Not Enough Runways? Build Some More!
How did we get here? Deregulation of the airlines in 1978 was intended to broaden air service and make it more affordable. It succeeded all too well. The number of flights has nearly doubled, the number of passengers flown annually has risen from just over 250 million in 1978 to approximately 600 million in 1999. Access by customers at smaller airports has increased, while fares have fallen.
Unfortunately, airport infrastructure has not kept pace. Only two new airports — Denver International and Northwest Arkansas Regional Airport — have been built. And during the last 10 years, only six new runways have been added at large hub airports.
Experts say more airports and runways are the surest ways to improve the situation, and airport executives are clamoring for them.

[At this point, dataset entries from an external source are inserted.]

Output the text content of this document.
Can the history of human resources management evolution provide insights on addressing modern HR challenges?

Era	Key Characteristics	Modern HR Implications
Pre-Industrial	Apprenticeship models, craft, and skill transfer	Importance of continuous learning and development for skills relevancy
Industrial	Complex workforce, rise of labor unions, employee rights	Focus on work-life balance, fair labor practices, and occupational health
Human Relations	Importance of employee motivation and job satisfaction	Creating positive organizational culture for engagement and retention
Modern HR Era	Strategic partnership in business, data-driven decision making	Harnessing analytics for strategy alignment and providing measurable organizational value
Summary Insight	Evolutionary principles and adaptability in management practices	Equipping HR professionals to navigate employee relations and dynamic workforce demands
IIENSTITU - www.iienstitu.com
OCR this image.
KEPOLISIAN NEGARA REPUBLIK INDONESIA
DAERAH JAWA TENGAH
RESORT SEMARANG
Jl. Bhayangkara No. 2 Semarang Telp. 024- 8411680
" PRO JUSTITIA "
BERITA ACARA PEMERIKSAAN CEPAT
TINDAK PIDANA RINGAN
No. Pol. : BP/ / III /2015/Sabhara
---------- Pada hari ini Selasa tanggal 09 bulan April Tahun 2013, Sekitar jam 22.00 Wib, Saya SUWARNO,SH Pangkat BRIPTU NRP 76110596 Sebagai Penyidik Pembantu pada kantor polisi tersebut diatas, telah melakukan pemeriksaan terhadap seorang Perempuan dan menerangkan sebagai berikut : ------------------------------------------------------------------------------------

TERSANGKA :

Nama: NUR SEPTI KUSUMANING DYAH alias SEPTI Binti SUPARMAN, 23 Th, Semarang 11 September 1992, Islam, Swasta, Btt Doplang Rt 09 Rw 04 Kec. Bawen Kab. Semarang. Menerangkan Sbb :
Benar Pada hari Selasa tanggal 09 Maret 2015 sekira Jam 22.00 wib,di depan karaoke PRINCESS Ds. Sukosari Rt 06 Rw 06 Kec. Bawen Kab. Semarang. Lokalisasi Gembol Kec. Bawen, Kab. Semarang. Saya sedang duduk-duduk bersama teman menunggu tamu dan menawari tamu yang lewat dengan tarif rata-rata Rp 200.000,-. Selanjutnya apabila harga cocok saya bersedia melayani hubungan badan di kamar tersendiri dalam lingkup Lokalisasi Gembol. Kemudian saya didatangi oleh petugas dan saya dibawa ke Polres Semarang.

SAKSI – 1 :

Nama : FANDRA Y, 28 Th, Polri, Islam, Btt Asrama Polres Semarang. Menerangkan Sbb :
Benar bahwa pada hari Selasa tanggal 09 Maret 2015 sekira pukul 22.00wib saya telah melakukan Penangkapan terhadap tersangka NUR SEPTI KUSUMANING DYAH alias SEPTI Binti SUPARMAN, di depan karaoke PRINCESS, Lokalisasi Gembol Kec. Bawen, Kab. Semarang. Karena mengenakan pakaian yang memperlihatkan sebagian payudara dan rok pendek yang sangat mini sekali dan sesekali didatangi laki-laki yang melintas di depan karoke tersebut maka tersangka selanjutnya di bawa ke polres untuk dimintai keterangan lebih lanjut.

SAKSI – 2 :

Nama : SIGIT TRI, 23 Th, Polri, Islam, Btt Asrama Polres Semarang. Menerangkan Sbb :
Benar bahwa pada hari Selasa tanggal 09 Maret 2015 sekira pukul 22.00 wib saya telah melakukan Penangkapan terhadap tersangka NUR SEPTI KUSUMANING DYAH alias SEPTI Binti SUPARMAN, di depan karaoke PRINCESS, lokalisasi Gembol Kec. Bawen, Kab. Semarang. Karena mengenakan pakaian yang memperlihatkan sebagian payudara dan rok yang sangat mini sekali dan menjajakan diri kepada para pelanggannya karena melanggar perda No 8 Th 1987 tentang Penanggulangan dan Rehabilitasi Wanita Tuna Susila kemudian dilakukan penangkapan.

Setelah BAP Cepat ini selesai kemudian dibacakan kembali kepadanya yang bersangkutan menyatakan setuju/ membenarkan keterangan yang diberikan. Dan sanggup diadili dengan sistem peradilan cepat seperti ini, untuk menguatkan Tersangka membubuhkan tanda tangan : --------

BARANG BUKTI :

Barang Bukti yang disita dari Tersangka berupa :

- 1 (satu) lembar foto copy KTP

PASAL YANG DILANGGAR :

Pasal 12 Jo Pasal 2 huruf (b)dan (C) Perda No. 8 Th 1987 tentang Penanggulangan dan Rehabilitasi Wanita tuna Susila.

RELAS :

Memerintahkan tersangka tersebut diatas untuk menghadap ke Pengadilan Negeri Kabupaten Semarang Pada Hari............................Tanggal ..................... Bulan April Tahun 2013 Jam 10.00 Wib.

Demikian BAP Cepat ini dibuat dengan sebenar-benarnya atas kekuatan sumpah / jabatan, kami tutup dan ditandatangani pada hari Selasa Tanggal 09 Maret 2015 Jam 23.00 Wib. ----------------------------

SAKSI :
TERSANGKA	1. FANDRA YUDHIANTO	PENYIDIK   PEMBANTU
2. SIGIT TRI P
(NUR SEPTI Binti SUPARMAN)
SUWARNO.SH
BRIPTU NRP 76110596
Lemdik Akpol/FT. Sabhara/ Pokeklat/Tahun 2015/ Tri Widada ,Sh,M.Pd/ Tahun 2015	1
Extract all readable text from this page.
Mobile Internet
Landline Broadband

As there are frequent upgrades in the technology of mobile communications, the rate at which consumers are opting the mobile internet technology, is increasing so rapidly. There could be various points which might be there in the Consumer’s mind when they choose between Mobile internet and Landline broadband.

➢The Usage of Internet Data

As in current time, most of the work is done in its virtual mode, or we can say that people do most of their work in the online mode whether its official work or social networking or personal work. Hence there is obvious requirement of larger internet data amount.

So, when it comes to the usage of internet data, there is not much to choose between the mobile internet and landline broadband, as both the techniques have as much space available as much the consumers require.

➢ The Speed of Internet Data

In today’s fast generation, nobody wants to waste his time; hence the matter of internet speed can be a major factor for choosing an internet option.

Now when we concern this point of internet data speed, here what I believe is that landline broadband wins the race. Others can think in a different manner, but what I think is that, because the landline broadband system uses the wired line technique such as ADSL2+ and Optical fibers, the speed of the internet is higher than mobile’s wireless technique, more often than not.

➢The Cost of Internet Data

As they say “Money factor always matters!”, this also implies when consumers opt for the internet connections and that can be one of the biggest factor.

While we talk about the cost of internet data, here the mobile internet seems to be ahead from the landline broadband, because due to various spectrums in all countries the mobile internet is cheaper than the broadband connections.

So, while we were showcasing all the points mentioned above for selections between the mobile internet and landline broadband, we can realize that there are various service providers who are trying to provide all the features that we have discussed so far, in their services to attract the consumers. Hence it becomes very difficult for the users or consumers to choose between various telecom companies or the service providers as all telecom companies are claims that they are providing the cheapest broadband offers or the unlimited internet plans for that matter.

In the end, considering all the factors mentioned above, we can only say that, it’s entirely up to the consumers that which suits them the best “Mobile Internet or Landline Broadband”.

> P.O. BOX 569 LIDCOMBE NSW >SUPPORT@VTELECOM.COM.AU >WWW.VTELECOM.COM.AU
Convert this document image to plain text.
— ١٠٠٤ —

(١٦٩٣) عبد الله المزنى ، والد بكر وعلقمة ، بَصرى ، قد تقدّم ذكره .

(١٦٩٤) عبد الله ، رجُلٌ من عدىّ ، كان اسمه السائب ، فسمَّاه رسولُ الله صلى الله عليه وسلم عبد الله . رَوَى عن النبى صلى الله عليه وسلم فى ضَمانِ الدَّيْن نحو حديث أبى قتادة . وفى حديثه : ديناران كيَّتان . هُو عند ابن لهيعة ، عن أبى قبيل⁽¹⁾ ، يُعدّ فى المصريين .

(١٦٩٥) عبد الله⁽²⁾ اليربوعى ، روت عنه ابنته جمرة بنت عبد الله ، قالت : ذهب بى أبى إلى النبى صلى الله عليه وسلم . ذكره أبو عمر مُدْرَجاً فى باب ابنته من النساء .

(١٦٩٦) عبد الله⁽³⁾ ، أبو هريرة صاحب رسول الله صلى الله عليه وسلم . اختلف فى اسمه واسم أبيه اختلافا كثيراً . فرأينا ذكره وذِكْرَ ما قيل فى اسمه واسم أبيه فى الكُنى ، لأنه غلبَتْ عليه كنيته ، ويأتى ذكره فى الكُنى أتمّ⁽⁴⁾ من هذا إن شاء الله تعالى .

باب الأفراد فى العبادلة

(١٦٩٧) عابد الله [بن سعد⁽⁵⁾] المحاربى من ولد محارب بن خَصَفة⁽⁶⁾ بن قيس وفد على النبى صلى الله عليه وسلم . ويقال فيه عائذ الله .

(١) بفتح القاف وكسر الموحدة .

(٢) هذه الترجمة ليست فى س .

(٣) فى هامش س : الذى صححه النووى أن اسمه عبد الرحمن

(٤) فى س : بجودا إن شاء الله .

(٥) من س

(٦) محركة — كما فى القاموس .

Virginia Buckingham, executive director of the Massachusetts Port Authority, which runs Boston's Logan International Airport, is part of a coalition of airport administrators lobbying for expedited construction of new runways.
"The construction of runways needs to be a national priority just like the infrastructure priorities of past centuries — the transcontinental railroad, the interstate highway system, all were driven from the federal government as a national priority overcoming significant local political obstacles," she said.
John Mazor of the Air Line Pilots Association also thinks runways are the practical answer: "Every one of those airplanes that's up in the sky had to have an airport and piece of concrete to take off from and he's got to have another airport and another piece of concrete to land on," he said. "So the airplanes funnel out of the airports into the sky and then they funnel back into the airports. We just cannot get around the fact that we must build airports and runways at a much greater rate than we have over the past two or three decades."